Visit the Plank Road—where the dunes won! Part of the varied history of Imperial Sand Dunes includes the construction of the Plank Road, built in 1915 as an attempt to cross the imposing dunes which provided a formidable natural barrier for those migrating west. Today, only fragments of the Plank Road still exist and are deemed a California Historic Landmark and included in the National Register of Historic Places. Remnants of the Plank Road are protected and the fenced section may be viewed at the west end of Well Road by exiting Interstate 8 at Grays Well Road.
Don’t ForgetThese lands were once within or near the traditional lands of the Cahuilla, Chemehuevi, Cocopah, Kamia, Kumeyaay, Mohave and Quechan peoples. The sand dunes are part of the sacred world for these contemporary tribes and contain burial and cremation areas and trail crossings. Be aware that these dunes are culturally significant and respect closed and sensitive areas.

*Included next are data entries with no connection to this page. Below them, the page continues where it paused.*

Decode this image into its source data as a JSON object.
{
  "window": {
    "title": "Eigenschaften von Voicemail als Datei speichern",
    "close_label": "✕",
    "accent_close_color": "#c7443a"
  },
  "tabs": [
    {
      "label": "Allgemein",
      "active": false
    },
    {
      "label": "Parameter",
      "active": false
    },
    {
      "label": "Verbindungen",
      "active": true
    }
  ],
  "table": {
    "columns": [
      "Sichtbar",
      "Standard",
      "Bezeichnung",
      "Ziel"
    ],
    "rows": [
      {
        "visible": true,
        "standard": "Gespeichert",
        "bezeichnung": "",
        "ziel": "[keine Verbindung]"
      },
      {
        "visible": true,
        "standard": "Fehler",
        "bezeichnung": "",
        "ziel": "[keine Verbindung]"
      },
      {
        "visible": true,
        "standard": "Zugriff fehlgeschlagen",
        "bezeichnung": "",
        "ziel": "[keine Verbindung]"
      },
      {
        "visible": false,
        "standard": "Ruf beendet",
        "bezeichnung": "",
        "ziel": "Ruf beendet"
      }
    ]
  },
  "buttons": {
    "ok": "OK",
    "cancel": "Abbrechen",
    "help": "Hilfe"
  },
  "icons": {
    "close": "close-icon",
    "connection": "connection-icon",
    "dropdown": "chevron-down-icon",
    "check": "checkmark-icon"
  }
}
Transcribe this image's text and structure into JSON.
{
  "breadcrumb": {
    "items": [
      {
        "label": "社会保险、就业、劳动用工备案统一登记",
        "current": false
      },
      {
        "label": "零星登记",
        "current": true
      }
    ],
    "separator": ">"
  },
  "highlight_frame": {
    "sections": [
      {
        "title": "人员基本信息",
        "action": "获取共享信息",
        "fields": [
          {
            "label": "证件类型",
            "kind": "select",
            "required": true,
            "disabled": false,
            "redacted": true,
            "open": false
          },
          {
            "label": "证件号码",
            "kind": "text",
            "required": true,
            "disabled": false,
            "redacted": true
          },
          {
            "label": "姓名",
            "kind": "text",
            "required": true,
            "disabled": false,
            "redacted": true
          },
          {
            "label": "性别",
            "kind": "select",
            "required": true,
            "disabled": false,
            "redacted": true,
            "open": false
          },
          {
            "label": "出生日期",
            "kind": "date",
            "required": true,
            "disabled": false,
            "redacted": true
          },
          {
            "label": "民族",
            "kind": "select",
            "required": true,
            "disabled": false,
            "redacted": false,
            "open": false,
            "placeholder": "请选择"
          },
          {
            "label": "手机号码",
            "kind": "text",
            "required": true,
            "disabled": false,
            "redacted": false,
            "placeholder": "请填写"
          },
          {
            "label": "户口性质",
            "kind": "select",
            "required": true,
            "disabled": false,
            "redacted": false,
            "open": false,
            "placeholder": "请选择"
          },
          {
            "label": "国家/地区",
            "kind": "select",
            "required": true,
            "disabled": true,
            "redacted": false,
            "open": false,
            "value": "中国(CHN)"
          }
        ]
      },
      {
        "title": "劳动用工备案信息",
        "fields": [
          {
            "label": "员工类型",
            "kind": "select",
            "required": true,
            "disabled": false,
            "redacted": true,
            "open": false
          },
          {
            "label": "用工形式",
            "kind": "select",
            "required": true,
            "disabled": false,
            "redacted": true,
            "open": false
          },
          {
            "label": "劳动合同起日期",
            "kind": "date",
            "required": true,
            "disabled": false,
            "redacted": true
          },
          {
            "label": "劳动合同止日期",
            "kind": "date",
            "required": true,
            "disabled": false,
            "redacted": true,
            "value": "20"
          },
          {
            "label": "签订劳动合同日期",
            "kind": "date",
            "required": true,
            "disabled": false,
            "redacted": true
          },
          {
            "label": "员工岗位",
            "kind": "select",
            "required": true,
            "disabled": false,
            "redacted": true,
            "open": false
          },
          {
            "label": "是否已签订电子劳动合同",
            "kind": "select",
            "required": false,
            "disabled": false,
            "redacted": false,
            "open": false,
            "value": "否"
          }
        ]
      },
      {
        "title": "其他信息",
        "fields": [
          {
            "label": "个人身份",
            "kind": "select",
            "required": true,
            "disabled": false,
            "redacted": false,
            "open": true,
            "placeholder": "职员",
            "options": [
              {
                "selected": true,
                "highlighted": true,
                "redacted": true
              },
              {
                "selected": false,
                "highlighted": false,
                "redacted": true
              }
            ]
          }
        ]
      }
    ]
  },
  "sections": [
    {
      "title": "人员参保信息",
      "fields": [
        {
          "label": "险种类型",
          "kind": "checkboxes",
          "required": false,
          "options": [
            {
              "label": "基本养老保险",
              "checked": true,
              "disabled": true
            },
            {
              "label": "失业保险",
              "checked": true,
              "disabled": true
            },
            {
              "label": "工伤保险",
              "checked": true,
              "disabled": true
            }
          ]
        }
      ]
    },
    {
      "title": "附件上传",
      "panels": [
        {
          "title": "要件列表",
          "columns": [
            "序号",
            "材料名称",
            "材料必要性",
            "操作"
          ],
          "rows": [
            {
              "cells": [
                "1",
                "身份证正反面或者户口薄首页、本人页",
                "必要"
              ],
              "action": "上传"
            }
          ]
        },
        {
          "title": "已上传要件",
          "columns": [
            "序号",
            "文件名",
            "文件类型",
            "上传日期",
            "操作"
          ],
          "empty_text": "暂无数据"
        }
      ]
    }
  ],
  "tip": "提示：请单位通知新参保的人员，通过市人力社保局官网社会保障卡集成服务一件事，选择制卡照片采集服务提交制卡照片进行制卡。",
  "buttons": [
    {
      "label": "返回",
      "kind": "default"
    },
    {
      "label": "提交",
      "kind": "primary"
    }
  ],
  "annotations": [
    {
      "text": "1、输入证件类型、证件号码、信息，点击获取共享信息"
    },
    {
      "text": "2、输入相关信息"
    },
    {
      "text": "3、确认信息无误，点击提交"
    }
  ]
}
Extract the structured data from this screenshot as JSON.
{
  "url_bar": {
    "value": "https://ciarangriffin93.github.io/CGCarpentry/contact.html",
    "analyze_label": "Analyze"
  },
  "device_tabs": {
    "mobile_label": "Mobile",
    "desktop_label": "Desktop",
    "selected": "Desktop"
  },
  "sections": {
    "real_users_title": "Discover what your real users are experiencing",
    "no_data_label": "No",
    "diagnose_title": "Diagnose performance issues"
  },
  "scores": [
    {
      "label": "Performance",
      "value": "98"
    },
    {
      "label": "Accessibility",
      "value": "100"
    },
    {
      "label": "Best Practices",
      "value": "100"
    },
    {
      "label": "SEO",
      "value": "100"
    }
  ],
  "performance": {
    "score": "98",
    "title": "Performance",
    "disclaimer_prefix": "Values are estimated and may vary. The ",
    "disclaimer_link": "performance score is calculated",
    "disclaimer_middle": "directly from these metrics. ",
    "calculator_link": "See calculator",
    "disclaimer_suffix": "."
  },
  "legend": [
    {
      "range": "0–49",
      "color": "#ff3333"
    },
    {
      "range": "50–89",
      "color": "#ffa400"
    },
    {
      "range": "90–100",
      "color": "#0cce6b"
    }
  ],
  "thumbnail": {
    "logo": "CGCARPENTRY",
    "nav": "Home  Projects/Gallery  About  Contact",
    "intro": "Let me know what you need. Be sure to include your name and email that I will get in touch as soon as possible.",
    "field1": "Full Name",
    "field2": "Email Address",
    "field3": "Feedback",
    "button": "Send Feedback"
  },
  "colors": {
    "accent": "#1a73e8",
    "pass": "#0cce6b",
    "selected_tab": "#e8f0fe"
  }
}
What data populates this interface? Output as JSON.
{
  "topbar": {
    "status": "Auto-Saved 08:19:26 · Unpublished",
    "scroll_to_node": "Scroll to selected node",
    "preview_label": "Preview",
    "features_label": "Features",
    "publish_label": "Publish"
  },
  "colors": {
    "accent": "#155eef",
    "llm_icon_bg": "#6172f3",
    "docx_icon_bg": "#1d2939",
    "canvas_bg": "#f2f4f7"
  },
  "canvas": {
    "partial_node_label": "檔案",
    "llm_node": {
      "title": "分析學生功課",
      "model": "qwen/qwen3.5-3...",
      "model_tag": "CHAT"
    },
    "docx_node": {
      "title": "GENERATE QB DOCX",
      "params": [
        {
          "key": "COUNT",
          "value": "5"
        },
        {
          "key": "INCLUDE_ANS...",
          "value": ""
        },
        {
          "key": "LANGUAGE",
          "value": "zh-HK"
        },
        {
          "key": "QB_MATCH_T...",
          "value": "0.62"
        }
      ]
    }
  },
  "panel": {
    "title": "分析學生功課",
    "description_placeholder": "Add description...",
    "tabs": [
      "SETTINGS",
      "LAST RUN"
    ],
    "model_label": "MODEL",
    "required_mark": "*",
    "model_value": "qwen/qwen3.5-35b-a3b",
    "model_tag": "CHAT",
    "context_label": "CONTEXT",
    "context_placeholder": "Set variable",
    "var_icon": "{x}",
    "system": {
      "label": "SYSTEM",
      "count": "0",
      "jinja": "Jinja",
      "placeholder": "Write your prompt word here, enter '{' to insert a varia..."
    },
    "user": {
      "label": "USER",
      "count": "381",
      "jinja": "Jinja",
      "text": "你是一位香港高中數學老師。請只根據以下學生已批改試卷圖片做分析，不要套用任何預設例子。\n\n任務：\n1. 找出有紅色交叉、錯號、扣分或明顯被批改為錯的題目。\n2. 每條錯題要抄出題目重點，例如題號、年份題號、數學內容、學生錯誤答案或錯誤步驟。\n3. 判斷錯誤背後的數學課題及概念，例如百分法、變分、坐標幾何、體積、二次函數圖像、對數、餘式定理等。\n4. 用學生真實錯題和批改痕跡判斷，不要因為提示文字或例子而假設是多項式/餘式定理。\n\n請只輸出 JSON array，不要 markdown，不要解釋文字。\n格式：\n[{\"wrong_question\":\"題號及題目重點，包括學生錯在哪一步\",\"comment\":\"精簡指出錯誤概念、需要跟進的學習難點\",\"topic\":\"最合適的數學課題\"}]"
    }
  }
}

Start your engines! But remember, safety first. Off-highway vehicle education and safety programs are available at both the north and south dunes. Check the website for a schedule of classes.
Did You Know?
Millions of years ago, tremendous earth upheavals elevated the area above the ocean and the constant action of erosional forces over the eons have all had a part in sculpting this vast region. Where Lake Cahuilla was once thought to have been, the dunes are now what may remain of its sandy beaches. Now blown by prevailing westerly and northwesterly winds to their present location, this process of erosion continues today, causing the dunes to migrate at a rate of approximately one foot per year.